I dunno what you mean by "twice their breath holding dive capacity." I've never heard that rule, but it would certainly be prudent to take more than 80 cft of gas for any dive below 80-100 ft if you want a dive of any reasonable duration. Rock bottom on an 100 ft dive is something like 35 cft. That leaves you with ~45cft for the dive itself, which likely wouldn't get you anywhere near the NDLs nor leave you a lot of extra leeway for an underwater emergency where a swim was necessary.

Is DIR /HOG only for cave diving and all this is really about cave diving and I misunderstood?

No, DIR is designed for all recreational/technical (meaning non-commercial) diving. That's the whole point....one gear configuration, one set of procedures, one system.
 
Those OW divers with stage / deco looking bottles could have been practicing. Why not just ask them? I've not come across a diver (or anyone else for that matter) that isn't interested in telling you all about what they are doing! :). If so they sure could have been DIR.

Mark
 
mweitz:
Those OW divers with stage / deco looking bottles could have been practicing. Why not just ask them? I've not come across a diver (or anyone else for that matter) that isn't interested in telling you all about what they are doing! :). If so they sure could have been DIR.

Mark

Why do I sometimes dive with a stage bottle on OW no-deco dives?

1. For the practice.
2. For the redundancy on a solo dive (which MAY be a buddy dive with a buddy who has not yet gained my full confidence).
3. To use the gas I paid for in that stage bottle before refilling it with my required gas for the next tech dive I have planned.
4. As a safety measure on deeper dives (100+) with less experienced buddies or during an AOW class.

And a couple slightly more obscure answers. The key word above is sometimes. The majority of my rec dives are made without a stage bottle. Hope this satisfies some of your curiosity, though.

theskull
 
"They don't."

Well, apparently some do as Skull mentioned---"4. As a safety measure on deeper dives (100+) with less experienced buddies or during an AOW class."

Usually if I am out on a boat, I am usually alone and not looking to critic others. I politely observe and occasionally learn something and occasionally not. I am more into getting my dive done and watching over my wife if she is along than worrying about others equipement unless they need my help of course.

"Because they serve no purpose, trap salt, and hide damage."
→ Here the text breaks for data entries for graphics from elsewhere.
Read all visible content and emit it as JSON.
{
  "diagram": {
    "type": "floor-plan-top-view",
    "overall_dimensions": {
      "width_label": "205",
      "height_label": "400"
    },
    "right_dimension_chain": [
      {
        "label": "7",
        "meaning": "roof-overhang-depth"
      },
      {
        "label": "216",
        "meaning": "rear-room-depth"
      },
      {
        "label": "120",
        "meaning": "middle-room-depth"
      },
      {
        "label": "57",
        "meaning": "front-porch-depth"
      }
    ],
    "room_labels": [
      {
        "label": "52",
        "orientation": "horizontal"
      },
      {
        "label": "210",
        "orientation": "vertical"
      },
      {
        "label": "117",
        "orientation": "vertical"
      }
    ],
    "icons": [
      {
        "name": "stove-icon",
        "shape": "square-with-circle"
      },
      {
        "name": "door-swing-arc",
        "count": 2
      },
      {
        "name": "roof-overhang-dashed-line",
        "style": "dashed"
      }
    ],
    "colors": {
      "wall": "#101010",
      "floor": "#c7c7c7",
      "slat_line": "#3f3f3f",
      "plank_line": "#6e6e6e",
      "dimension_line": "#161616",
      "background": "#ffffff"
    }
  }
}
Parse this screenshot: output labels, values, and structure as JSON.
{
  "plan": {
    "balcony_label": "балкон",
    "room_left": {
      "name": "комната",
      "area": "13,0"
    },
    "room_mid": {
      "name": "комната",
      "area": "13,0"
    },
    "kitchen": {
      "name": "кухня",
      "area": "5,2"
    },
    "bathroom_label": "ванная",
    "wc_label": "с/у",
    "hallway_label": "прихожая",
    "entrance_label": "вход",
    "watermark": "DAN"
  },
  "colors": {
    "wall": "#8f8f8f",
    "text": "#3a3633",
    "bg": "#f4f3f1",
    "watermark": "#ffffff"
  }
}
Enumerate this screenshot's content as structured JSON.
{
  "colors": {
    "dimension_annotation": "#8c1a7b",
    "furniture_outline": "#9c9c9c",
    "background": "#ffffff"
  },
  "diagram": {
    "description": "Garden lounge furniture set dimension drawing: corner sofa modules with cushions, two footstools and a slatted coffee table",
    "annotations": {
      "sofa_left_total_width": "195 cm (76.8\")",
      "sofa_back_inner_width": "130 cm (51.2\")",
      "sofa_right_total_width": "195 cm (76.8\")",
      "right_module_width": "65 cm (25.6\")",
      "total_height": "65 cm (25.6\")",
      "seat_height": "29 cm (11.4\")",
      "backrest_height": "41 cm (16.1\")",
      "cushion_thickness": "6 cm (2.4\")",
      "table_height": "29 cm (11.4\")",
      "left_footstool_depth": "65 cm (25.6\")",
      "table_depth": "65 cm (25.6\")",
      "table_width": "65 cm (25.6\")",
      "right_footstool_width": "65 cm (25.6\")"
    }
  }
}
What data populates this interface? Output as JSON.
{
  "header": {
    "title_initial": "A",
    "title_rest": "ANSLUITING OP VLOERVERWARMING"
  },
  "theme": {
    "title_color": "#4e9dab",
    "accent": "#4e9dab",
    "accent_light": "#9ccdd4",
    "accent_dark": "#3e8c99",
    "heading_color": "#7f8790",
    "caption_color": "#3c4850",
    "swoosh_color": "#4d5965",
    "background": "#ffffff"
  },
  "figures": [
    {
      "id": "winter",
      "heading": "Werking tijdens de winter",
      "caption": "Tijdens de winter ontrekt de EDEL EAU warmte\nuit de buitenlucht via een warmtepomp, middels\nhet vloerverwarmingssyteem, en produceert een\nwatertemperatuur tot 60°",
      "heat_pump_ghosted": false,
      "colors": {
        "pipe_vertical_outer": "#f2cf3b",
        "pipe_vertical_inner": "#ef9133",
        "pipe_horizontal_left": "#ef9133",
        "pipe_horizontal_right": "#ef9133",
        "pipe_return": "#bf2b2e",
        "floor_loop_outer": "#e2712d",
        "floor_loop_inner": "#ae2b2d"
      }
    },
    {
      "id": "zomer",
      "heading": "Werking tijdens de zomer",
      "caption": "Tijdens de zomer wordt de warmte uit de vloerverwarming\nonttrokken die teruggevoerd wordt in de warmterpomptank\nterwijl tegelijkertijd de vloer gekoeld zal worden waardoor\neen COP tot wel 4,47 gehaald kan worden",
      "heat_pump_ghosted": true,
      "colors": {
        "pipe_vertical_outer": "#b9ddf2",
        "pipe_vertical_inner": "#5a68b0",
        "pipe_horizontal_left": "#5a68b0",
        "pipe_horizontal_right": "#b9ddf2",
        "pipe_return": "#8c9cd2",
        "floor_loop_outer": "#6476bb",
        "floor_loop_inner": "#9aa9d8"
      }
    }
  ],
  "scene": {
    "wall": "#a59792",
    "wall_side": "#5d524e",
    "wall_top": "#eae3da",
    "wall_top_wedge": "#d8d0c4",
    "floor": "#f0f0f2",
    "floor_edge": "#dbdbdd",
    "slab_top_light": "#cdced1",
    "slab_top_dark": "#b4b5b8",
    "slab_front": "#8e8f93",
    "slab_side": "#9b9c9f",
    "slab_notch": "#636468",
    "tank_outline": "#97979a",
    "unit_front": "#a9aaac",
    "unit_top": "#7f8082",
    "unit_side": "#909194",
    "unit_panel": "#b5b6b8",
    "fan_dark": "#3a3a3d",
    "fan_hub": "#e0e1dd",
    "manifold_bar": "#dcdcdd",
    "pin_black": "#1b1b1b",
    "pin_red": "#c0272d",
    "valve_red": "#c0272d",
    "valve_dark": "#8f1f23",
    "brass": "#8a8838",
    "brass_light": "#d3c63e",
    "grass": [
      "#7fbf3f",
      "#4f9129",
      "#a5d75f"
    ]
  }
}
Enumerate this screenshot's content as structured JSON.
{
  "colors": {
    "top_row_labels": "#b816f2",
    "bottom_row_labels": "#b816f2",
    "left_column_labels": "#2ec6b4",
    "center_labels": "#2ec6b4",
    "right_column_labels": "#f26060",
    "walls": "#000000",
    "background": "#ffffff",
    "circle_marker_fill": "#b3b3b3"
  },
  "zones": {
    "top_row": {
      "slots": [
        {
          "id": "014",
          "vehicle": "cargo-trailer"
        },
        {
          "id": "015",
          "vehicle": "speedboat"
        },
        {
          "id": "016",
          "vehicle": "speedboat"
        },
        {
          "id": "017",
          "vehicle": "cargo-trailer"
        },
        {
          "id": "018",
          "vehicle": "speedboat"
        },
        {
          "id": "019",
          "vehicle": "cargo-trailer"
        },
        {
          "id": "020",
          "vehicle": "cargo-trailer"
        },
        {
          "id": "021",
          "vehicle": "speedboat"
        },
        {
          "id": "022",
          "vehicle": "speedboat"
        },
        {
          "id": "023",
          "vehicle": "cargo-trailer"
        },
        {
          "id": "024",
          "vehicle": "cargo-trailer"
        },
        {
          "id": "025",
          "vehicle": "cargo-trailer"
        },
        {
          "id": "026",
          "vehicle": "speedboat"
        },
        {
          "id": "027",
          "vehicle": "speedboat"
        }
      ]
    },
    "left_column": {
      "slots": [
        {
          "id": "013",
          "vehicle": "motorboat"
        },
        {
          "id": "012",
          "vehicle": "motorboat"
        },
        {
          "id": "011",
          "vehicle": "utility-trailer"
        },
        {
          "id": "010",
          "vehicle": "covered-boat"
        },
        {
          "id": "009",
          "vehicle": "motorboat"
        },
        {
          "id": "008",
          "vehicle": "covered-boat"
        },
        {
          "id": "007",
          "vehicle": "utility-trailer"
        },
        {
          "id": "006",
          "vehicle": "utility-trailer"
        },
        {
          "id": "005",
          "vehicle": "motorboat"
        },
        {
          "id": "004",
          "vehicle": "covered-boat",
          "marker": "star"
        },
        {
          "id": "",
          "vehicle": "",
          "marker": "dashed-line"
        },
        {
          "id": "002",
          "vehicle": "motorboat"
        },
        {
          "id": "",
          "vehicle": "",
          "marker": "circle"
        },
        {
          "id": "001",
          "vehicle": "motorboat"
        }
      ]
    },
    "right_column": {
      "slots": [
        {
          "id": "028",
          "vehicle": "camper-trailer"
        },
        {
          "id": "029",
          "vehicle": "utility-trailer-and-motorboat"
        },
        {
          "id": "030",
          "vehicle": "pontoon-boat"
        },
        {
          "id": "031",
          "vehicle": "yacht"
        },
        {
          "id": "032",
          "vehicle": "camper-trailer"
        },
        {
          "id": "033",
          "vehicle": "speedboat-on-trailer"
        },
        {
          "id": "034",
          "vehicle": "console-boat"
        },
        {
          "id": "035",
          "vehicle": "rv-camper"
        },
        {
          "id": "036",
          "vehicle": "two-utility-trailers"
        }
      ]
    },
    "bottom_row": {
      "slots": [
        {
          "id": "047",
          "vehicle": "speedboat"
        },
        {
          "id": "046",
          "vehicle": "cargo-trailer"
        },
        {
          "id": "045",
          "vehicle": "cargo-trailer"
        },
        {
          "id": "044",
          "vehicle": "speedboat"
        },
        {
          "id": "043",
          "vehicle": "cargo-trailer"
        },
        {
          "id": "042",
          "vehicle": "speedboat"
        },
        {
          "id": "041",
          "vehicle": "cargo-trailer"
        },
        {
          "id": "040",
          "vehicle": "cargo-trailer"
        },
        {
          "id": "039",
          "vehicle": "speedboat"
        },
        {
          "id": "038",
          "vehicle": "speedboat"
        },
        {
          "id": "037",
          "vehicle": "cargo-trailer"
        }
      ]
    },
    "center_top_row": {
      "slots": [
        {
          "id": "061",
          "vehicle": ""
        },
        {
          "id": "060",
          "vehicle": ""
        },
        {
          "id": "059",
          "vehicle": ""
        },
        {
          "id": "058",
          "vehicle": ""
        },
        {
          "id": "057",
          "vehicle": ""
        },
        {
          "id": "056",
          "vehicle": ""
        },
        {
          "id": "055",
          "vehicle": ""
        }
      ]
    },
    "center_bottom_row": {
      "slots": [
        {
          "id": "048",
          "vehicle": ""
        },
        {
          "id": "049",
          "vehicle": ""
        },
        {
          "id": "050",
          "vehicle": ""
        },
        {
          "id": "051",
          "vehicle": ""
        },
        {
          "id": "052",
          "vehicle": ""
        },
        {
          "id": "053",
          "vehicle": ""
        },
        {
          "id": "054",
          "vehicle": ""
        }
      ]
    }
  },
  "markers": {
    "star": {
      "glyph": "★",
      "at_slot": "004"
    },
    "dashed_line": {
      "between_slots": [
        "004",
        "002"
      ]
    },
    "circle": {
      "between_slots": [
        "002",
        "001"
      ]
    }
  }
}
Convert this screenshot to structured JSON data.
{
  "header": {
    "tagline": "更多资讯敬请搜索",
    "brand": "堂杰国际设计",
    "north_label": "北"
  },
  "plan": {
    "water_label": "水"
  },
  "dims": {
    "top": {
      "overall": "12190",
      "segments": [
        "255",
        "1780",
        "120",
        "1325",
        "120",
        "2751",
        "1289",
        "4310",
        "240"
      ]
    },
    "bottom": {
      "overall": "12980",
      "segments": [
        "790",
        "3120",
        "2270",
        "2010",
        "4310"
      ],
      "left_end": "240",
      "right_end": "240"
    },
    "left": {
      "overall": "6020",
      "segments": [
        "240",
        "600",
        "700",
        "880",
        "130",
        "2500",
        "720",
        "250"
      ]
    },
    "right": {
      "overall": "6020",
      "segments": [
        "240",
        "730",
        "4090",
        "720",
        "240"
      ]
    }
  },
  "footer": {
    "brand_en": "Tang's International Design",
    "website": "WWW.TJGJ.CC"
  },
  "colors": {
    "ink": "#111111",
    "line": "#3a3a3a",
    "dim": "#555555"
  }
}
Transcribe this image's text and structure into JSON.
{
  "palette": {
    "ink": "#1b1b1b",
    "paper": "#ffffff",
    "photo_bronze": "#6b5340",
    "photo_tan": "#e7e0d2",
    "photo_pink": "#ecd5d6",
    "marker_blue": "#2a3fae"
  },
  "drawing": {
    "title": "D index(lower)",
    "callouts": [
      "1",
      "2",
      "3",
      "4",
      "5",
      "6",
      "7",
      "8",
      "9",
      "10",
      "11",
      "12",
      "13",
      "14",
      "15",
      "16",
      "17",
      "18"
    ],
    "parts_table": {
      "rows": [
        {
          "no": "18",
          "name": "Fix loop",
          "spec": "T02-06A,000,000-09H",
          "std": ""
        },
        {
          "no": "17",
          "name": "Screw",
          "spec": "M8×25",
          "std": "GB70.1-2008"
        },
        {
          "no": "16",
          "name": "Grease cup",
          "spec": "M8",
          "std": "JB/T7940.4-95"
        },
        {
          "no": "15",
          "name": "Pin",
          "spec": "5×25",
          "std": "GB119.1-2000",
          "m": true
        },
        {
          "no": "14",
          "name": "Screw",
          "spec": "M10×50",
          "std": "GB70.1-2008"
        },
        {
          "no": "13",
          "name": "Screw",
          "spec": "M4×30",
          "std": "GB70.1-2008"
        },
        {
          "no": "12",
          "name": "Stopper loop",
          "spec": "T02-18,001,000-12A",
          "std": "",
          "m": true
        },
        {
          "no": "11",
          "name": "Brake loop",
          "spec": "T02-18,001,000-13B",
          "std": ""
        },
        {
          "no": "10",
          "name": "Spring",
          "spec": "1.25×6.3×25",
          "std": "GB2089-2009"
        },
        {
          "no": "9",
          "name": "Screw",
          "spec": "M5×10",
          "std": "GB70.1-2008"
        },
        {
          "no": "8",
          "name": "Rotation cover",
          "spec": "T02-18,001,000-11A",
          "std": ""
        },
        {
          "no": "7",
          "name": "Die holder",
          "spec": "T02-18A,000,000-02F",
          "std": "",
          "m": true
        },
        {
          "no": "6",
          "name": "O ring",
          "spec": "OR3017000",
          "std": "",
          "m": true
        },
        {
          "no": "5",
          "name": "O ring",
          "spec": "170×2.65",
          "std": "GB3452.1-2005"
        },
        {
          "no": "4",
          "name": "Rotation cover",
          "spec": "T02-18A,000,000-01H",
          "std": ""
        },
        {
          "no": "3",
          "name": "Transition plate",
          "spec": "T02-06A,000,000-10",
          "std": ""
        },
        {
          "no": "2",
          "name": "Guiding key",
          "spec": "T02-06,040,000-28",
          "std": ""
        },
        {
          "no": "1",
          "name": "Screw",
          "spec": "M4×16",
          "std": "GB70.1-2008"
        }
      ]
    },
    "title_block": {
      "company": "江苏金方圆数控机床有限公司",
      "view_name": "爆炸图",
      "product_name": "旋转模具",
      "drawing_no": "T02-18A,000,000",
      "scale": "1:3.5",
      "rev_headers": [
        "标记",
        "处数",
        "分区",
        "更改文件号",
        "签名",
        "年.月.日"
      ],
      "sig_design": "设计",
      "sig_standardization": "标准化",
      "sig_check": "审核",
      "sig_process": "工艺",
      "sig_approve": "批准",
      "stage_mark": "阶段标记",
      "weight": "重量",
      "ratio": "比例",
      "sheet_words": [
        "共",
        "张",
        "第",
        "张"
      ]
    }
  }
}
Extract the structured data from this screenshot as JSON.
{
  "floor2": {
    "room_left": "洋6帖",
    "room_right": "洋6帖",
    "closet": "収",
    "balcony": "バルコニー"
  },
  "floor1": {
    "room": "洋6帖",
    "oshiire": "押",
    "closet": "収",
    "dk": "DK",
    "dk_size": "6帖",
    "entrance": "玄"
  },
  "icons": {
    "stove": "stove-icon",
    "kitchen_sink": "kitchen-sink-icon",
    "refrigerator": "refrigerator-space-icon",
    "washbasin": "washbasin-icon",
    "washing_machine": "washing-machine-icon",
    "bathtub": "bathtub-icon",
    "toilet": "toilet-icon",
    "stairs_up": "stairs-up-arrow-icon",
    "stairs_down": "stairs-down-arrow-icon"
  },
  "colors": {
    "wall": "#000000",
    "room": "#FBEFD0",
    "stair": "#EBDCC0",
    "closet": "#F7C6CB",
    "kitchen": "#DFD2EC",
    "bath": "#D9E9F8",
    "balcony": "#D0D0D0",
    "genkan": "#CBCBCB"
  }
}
Well, that may be but I have two identical SeaVue SPGs bought circa 1968, one has the boot and the other got lost(by a dive shop servicing the reg). Guess which one is still shiney and happy looking and which one is not so shiney and happy! Guess which one I trust the most?

"Isn't it better to avoid the entanglement altogether?"

Yeah, lol, that is funny, thanks.

"Consoles are not DIR. The only person who can say what is or is not Hogarthian is Bill Main....everyone else is just making crap up."

Yep, that is what I was beginning to learn.

"I dunno what you mean by "twice their breath holding dive capacity." I've never heard that rule,"

Well, that is a very old rule from a set of three basic rules that date back to the beginning of diving. They are not mine. I first heard them in my scuba course in around 66. I have seen them in print and most recently in the book "Solo Diving" though they certainly predate that text. The rules are---follow them or not---

1. Never scuba dive deeper than twice the depth to which you can free dive.
2. Never swim further from the entrance or beginning point of your dive than you can comfortably swim on the surface fully equipped.
3. Rule of thirds (air management), 1/3 out, 1/3 back to the boat, beach or at least to the safety stop, 1/3 in reserve (assuming no deco)
---and of course they actually is a 4th rule which I choose to break regularly--
4. Always dive with a competent buddy, always let someone responsible know where you are etc.

These are not my rules, they come from a time when double hose regs were standard and there was no such thing as auxilary swim augmentation devices (ASADs) otherwise known as a BC. If you think about these rules they make a certain and simple bit of sense. I am not endorsing them, just telling you about them since you asked. I generally follow them but I tend to stretch them some here and there and of course those who cave and tech dive etc have other rules that govern their adventures.